HD - hip dysplasia:
HD is a developmental abnormality of the hip joint. The two joint-forming bones, the joint socket and the femoral head do not fit together correctly. The malformation usually occurs on both sides and can vary in severity. A distinction is made between the following grades: A1 - A2 (free), B1 - B2 (transitional form), C1 - C2 (light HD), D1 - D2 (medium HD), E1 - E2 (severe HD).
HD is undoubtedly hereditary, to what extent this is the case, there are different views on this, it is assumed about 70%. What is certain is that an external influence is not so strong that a genetically healthy dog has medium or even severe HD and vice versa.
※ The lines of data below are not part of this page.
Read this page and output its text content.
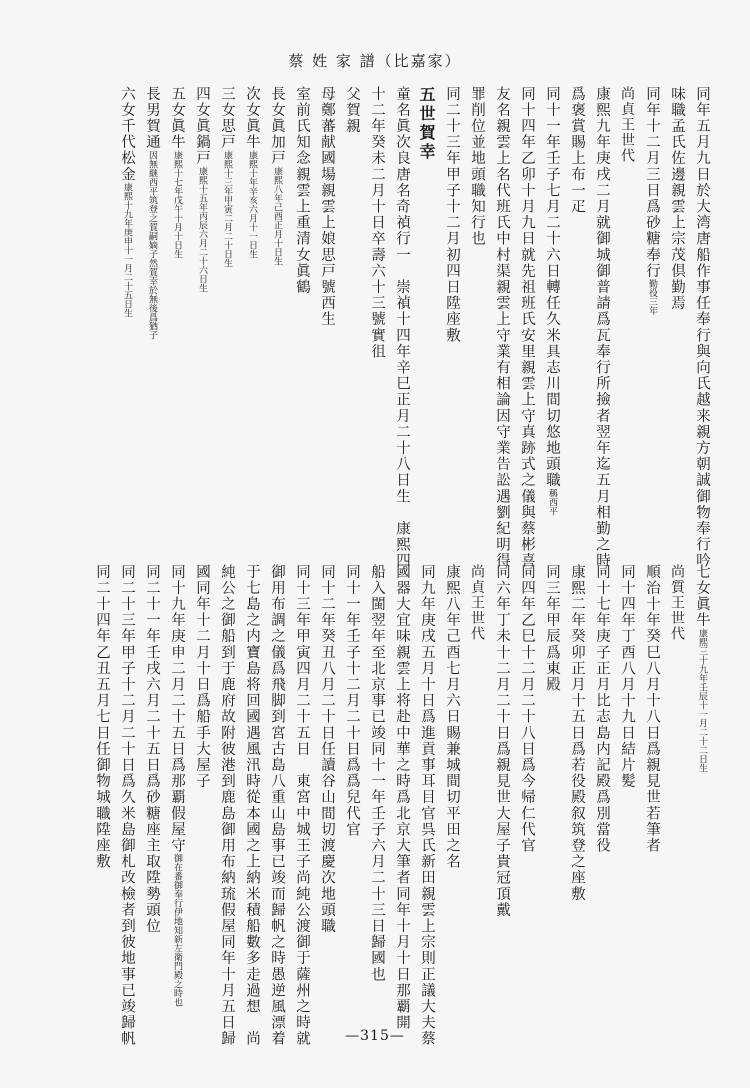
蔡 姓 家 譜（比嘉家）
同年五月九日於大湾唐船作事任奉行與向氏越来親方朝誠御物奉行吟
味職孟氏佐邊親雲上宗茂倶勤焉
同年十二月三日爲砂糖奉行勤役三年
尚貞王世代
康熙九年庚戌二月就御城御普請爲瓦奉行所撿者翌年迄五月相勤之時
爲褒賞賜上布一疋
同十一年壬子七月二十六日轉任久米具志川間切悠地頭職稱西平
同十四年乙卯十月九日就先祖班氏安里親雲上守真跡式之儀與蔡彬喜
友名親雲上名代班氏中村渠親雲上守業有相論因守業告訟遇劉紀明得
罪削位並地頭職知行也
同二十三年甲子十二月初四日陞座敷
五世賀幸
童名眞次良唐名奇禎行一　崇禎十四年辛巳正月二十八日生　康熙四
十二年癸未二月十日卒壽六十三號實徂
父賀親
母鄭蕃献國場親雲上娘思戸號西生
室前氏知念親雲上重清女眞鶴
長女眞加戸康熙八年己酉正月十日生
次女眞牛康熙十年辛亥六月十一日生
三女思戸康熙十三年甲寅二月二十日生
四女眞鍋戸康熙十五年丙辰六月二十六日生
五女眞牛康熙十七年戊午十月十日生
長男賀通因無継西平筑登之賀嗣嫡子然賀幸於無後爲猶子
六女千代松金康熙十九年庚申十一月二十五日生
七女眞牛康熙三十九年壬辰十一月二十二日生
尚質王世代
順治十年癸巳八月十八日爲親見世若筆者
同十四年丁酉八月十九日結片髪
同十七年庚子正月比志島内記殿爲別當役
康熙二年癸卯正月十五日爲若役殿叙筑登之座敷
同三年甲辰爲東殿
同四年乙巳十二月二十八日爲今帰仁代官
同六年丁未十二月二十日爲親見世大屋子貴冠頂戴
尚貞王世代
康熙八年己酉七月六日賜兼城間切平田之名
同九年庚戌五月十日爲進貢事耳目官呉氏新田親雲上宗則正議大夫蔡
國器大宜味親雲上将赴中華之時爲北京大筆者同年十月十日那覇開
船入閩翌年至北京事已竣同十一年壬子六月二十三日歸國也
同十一年壬子十二月二十日爲爲兒代官
同十二年癸丑八月二十日任讀谷山間切渡慶次地頭職
同十三年甲寅四月二十五日　東宮中城王子尚純公渡御于薩州之時就
御用布調之儀爲飛脚到宮古島八重山島事已竣而歸帆之時愚逆風漂着
于七島之内寶島将回國遇風汛時從本國之上納米積船數多走過想　尚
純公之御船到于鹿府故附彼港到鹿島御用布納琉假屋同年十月五日歸
國同年十二月十日爲船手大屋子
同十九年庚申二月二十五日爲那覇假屋守御在番御奉行伊地知新左衛門殿之時也
同二十一年壬戌六月二十五日爲砂糖座主取陞勢頭位
同二十三年甲子十二月二十日爲久米島御札改檢者到彼地事已竣歸帆
同二十四年乙丑五月七日任御物城職陞座敷
—315—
It is also certain that a combination of several genetic factors is responsible for the development of HD. External factors that determine the extent of the malformation of the hip joints are the feeding and nutritional status as well as excessive (improper) stress on the puppy and young dog.
ED - Elbow Dysplasia:
Swedish databases have made it clear that ED is much more widespread in the Aussie than previously thought. The ED rate is therefore almost as high as the HD rate, with almost all lines being affected. Breeding dogs should therefore definitely be ED-X-rayed!
As with HD, ED is a developmental anomaly of the elbow joint, whereby a distinction is not made between degrees A - E, as with HD, but with 0 = free, GF = borderline case, I = grade 1 (easy), II = Grade 2 (medium), and III = Grade 3 (difficult) is subdivided.
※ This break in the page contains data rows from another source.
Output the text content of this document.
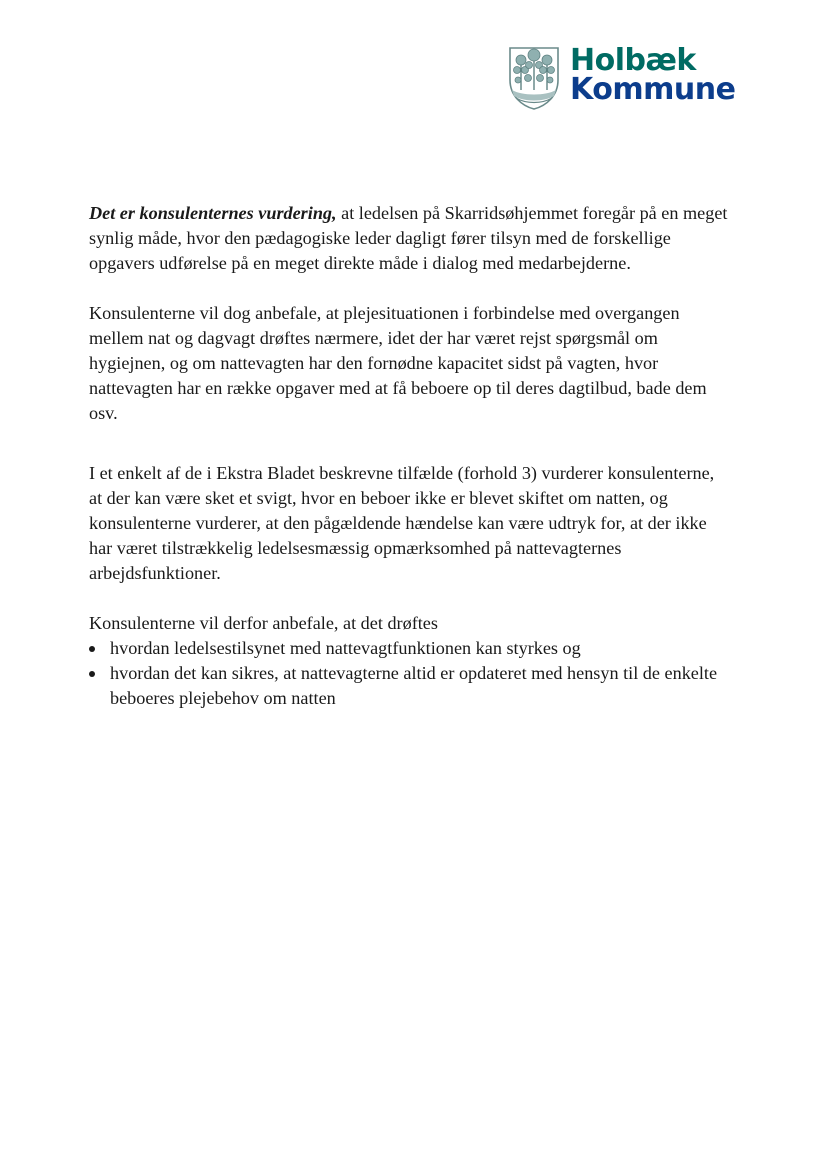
Holbæk
Kommune

Det er konsulenternes vurdering, at ledelsen på Skarridsøhjemmet foregår på en meget synlig måde, hvor den pædagogiske leder dagligt fører tilsyn med de forskellige opgavers udførelse på en meget direkte måde i dialog med medarbejderne.

Konsulenterne vil dog anbefale, at plejesituationen i forbindelse med overgangen mellem nat og dagvagt drøftes nærmere, idet der har været rejst spørgsmål om hygiejnen, og om nattevagten har den fornødne kapacitet sidst på vagten, hvor nattevagten har en række opgaver med at få beboere op til deres dagtilbud, bade dem osv.

I et enkelt af de i Ekstra Bladet beskrevne tilfælde (forhold 3) vurderer konsulenterne, at der kan være sket et svigt, hvor en beboer ikke er blevet skiftet om natten, og konsulenterne vurderer, at den pågældende hændelse kan være udtryk for, at der ikke har været tilstrækkelig ledelsesmæssig opmærksomhed på nattevagternes arbejdsfunktioner.

Konsulenterne vil derfor anbefale, at det drøftes

hvordan ledelsestilsynet med nattevagtfunktionen kan styrkes og
hvordan det kan sikres, at nattevagterne altid er opdateret med hensyn til de enkelte beboeres plejebehov om natten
With ED, dogs from ED grade II are excluded from breeding.
FCP - Fragmented Coronoid Process (FCP) / OCD - Osteochondrosis Dissecans:
Both FCP and OCD are common in dogs four to five months of age during the main growth phase (rarely later). Studies in Sweden, Norway and England have shown that there is a genetic predisposition to both diseases. By mating dogs without FCP and / or OCD or without osteoarthritis, the frequency of the disease could be significantly reduced (similar to HD). The affected animals are also often overweight. Male animals, which tend to grow faster, are more often affected than females. Most of the time, these are animals that are particularly keen to move about, are stressed early on (long walks, playing with older dogs) and, in addition to the already rich puppy food, are given mineral additives, which in turn accelerates the growth rate.
FCP and OCD usually occur on both forelimbs, making it difficult to even tell the lameness. Uncomplicated OCD defects detected early on can heal through strict rest and change of food. Otherwise there is the possibility of surgical therapy, which should also be carried out as early as possible.
This is a dysfunction that corresponds to the dislocation of the kneecap. Causes: ligaments, tendons or muscles on the hind legs are too weak; The upper and lower leg bones are not straight; The groove in the knee joint is too narrow or too shallow. The severity of the patella dislocation is divided into 4 different degrees:
1 (kneecap can only be pushed out with manual help), 2 (kneecap can be dislocated + occasional jumping out when moving, can be pushed back again manually, but also moves back into position itself through movement), 3 (dislocation often, can be manually re-directed, but does not stay on Place), 4 (manual assistance not possible, kneecap is constantly dislocated).
The patella luxation is greatly promoted by the dog's obesity! A fit dog with good muscle structure and stable ligaments and tendons is not prone to patella luxation. Gender is basically irrelevant, but bitches have softer, more elastic ligaments during heat and pregnancy. This is due to the altered hormone production during this phase. So you shouldn't have the status of the patellas checked during this time.
Patella dislocation is hereditary, so affected dogs should not be used for breeding. An operation is possible.